Center for MEDICS also employs SimBaby, an infant trainer that allows providers to practice the high acuity, low occurrence patient care techniques that would be necessary to treat an 8-month-old with no risk. Using pre-planned pediatric scenarios created by experts in the field or creating a case of our own allows the provider to see real time changes in vital signs and presentation as a result of the course of treatment decisions.

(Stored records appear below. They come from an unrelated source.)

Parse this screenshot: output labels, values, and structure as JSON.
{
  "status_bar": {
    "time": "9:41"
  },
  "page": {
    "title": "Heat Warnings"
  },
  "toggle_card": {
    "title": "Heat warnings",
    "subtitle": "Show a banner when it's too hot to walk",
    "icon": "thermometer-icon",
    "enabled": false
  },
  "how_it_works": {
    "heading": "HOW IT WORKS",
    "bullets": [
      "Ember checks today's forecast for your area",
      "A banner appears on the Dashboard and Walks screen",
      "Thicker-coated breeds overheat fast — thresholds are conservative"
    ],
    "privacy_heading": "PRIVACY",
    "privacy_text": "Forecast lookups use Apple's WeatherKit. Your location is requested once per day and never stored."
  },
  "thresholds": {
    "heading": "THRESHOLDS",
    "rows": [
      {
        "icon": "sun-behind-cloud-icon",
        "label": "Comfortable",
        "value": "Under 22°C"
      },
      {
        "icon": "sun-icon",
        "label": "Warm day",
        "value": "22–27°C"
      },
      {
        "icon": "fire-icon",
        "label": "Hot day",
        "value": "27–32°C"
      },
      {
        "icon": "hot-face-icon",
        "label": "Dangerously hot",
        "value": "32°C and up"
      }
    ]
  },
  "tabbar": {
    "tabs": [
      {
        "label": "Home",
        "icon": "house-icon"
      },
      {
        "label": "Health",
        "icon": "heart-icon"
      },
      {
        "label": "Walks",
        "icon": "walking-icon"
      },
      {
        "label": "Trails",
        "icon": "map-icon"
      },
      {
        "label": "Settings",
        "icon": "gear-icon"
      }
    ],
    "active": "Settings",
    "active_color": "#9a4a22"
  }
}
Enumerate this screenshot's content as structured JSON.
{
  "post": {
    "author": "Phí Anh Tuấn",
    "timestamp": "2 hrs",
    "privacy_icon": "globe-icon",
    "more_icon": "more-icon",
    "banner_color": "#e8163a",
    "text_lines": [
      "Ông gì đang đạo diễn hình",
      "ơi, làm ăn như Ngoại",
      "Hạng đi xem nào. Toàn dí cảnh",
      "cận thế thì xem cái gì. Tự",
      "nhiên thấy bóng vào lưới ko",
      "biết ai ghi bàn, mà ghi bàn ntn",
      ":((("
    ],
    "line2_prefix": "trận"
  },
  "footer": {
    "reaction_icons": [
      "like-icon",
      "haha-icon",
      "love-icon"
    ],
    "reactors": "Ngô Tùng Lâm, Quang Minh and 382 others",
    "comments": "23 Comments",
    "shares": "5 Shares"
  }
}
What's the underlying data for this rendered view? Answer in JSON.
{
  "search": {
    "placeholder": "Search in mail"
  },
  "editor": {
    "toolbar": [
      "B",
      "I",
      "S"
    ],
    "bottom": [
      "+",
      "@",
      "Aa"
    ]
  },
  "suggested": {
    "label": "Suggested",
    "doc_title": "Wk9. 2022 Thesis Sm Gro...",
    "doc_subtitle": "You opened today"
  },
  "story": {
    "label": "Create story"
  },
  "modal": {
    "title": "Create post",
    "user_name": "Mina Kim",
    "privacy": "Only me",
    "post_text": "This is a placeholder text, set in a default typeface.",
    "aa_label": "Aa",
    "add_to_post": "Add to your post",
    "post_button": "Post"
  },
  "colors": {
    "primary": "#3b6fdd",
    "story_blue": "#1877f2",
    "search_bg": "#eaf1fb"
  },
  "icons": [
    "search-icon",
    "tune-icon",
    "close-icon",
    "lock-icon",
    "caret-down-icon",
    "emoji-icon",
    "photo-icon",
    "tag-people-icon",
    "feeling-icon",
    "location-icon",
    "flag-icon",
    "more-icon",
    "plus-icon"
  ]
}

Rounding out our pediatric simulation family, SimJunior allows providers to make tough decisions regarding the appropriate care of an average size 8-year-old while allowing for a variety of skills to be performed. Pre-hospital providers do not see sick children as often as they see sick adults. Continual re-education and practice with simulation is the only way to maintain competency and stay sharp on the quick critical decisions that need to be made for the sick pediatric patients.
The Pediatric Simulation family allows our simulation specialists to work with our field providers, our paramedic students, and other agency and fire department partners to increase competency and confidence, allowing for a smoother call and better response to the family of the pediatric patient.